Le grand doute

Francis Manaud

Décidément, en ce moment chaque jour amène son lot de surprises. L’assemblée nationale a voté d’une seule voix droite et gauche confondues pour la poursuite de la présence de nos soldats au Mali ; un consensus que l’on souhaiterait pour qu’émergent enfin des solutions qui permettraient à notre économie de retrouver les chemins de la croissance. Contrairement à cela, nous voilà replongés dans une confrontation idéologique qui concerne les homosexuels et la loi qui leur ouvre la possibilité du mariage. Bien sûr cette loi était l’un des engagements au programme du futur président de la République, il était donc logique qu’il veuille la faire passer pour tenir cette promesse.
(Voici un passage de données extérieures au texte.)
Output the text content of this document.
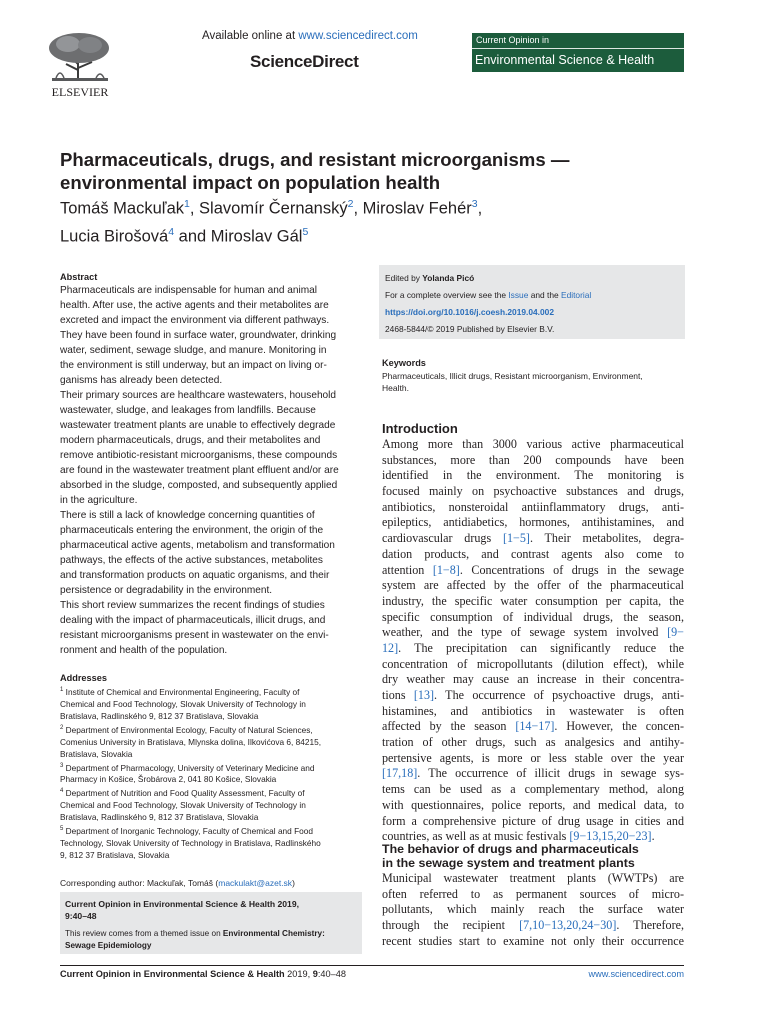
ELSEVIER
Available online at www.sciencedirect.com
ScienceDirect
Current Opinion in
Environmental Science & Health
Pharmaceuticals, drugs, and resistant microorganisms — environmental impact on population health
Tomáš Mackuľak$^1$, Slavomír Černanský$^2$, Miroslav Fehér$^3$,
Lucia Birošová$^4$ and Miroslav Gál$^5$
Abstract
Pharmaceuticals are indispensable for human and animal
health. After use, the active agents and their metabolites are
excreted and impact the environment via different pathways.
They have been found in surface water, groundwater, drinking
water, sediment, sewage sludge, and manure. Monitoring in
the environment is still underway, but an impact on living or-
ganisms has already been detected.
Their primary sources are healthcare wastewaters, household
wastewater, sludge, and leakages from landfills. Because
wastewater treatment plants are unable to effectively degrade
modern pharmaceuticals, drugs, and their metabolites and
remove antibiotic-resistant microorganisms, these compounds
are found in the wastewater treatment plant effluent and/or are
absorbed in the sludge, composted, and subsequently applied
in the agriculture.
There is still a lack of knowledge concerning quantities of
pharmaceuticals entering the environment, the origin of the
pharmaceutical active agents, metabolism and transformation
pathways, the effects of the active substances, metabolites
and transformation products on aquatic organisms, and their
persistence or degradability in the environment.
This short review summarizes the recent findings of studies
dealing with the impact of pharmaceuticals, illicit drugs, and
resistant microorganisms present in wastewater on the envi-
ronment and health of the population.
Addresses
$^1$ Institute of Chemical and Environmental Engineering, Faculty of
Chemical and Food Technology, Slovak University of Technology in
Bratislava, Radlinského 9, 812 37 Bratislava, Slovakia
$^2$ Department of Environmental Ecology, Faculty of Natural Sciences,
Comenius University in Bratislava, Mlynska dolina, Ilkovićova 6, 84215,
Bratislava, Slovakia
$^3$ Department of Pharmacology, University of Veterinary Medicine and
Pharmacy in Košice, Šrobárova 2, 041 80 Košice, Slovakia
$^4$ Department of Nutrition and Food Quality Assessment, Faculty of
Chemical and Food Technology, Slovak University of Technology in
Bratislava, Radlinského 9, 812 37 Bratislava, Slovakia
$^5$ Department of Inorganic Technology, Faculty of Chemical and Food
Technology, Slovak University of Technology in Bratislava, Radlinského
9, 812 37 Bratislava, Slovakia
Corresponding author: Mackuľak, Tomáš (mackulakt@azet.sk)
Current Opinion in Environmental Science & Health 2019,
9:40–48
This review comes from a themed issue on Environmental Chemistry:
Sewage Epidemiology
Edited by Yolanda Picó
For a complete overview see the Issue and the Editorial
https://doi.org/10.1016/j.coesh.2019.04.002
2468-5844/© 2019 Published by Elsevier B.V.
Keywords
Pharmaceuticals, Illicit drugs, Resistant microorganism, Environment,
Health.
Introduction
Among more than 3000 various active pharmaceutical
substances, more than 200 compounds have been
identified in the environment. The monitoring is
focused mainly on psychoactive substances and drugs,
antibiotics, nonsteroidal antiinflammatory drugs, anti-
epileptics, antidiabetics, hormones, antihistamines, and
cardiovascular drugs [1−5]. Their metabolites, degra-
dation products, and contrast agents also come to
attention [1−8]. Concentrations of drugs in the sewage
system are affected by the offer of the pharmaceutical
industry, the specific water consumption per capita, the
specific consumption of individual drugs, the season,
weather, and the type of sewage system involved [9−
12]. The precipitation can significantly reduce the
concentration of micropollutants (dilution effect), while
dry weather may cause an increase in their concentra-
tions [13]. The occurrence of psychoactive drugs, anti-
histamines, and antibiotics in wastewater is often
affected by the season [14−17]. However, the concen-
tration of other drugs, such as analgesics and antihy-
pertensive agents, is more or less stable over the year
[17,18]. The occurrence of illicit drugs in sewage sys-
tems can be used as a complementary method, along
with questionnaires, police reports, and medical data, to
form a comprehensive picture of drug usage in cities and
countries, as well as at music festivals [9−13,15,20−23].
The behavior of drugs and pharmaceuticals
in the sewage system and treatment plants
Municipal wastewater treatment plants (WWTPs) are
often referred to as permanent sources of micro-
pollutants, which mainly reach the surface water
through the recipient [7,10−13,20,24−30]. Therefore,
recent studies start to examine not only their occurrence
Current Opinion in Environmental Science & Health 2019, 9:40–48	www.sciencedirect.com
Pour autant, on peut se demander si la précipitation était de mise dans un domaine où il pouvait être urgent d’attendre. Certes la population homosexuelle souhaitait ardemment que l’on s’intéresse à sa juste demande d’apporter une solution légale et pérenne à sa revendication sur le mariage. Dans le contexte économique actuel qui la touche aussi bien sinon plus que les autres catégories de la population, elle aurait pu accepter d’attendre encore quelque temps que les affaires du pays se stabilisent. Au lieu de cela, la précipitation risque d’avoir ouvert une boîte de Pandore dont le pays n’a nullement besoin. La discussion légitime qui a traîné en longueur à l’assemblée, n’a fait que faire naître les exaspérations, et conforter les opposants au projet dans leur détermination à voir le président de la République renoncer à faire voter une loi comme le président Mitterrand l’avait fait en son temps au sujet de l’école libre.

 

Un choix risqué

 

Mais renoncer aurait eu deux conséquences fâcheuses pour le pouvoir. D’une part trahir la promesse faite à une partie de son électorat déjà fortement traumatisé par la fermeture des usines sidérurgiques et d’autre part, se trouver en face d’une opposition triomphante devant le recul du pouvoir. La loi est maintenant votée et ce que l’on peut craindre, c’est la détermination sans faille des opposants qui continuent malgré tout à manifester dans les rues au risque d’amalgamer des groupes d’extrémistes dont les motivations sont loin de celles des manifestants pacifiques. Qui peut prédire sans se tromper que les choses ne dépasseront pas largement le cadre strict de la loi et que le vaste mouvement engagé ne débouchera pas sur une homophobie généralisée ? Il est certain qu’avoir voulu trop prouver et sans attendre, les tensions vont s’exacerber et risquent d’engendrer des victimes de part et d’autres des affrontements. Des voix que l’on peut qualifier de modérées avaient suggéré de recourir à un référendum, ce qui compte tenu du caractère profondément sociétal du problème aurait permis au pouvoir en place de se défausser sur la majorité populaire sans perdre la face. Il n’est pas douteux que la réponse à la simple question « acceptez-vous le mariage pour tous ?» dépouillée de toute autre considération aurait été « oui ». Les questions d’adoption auraient pu être traitées ultérieurement. En ne prenant pas cette voie, le pouvoir a fait un choix risqué sur la cohésion sociale en ces temps de crise. Le doute est légitimement permis.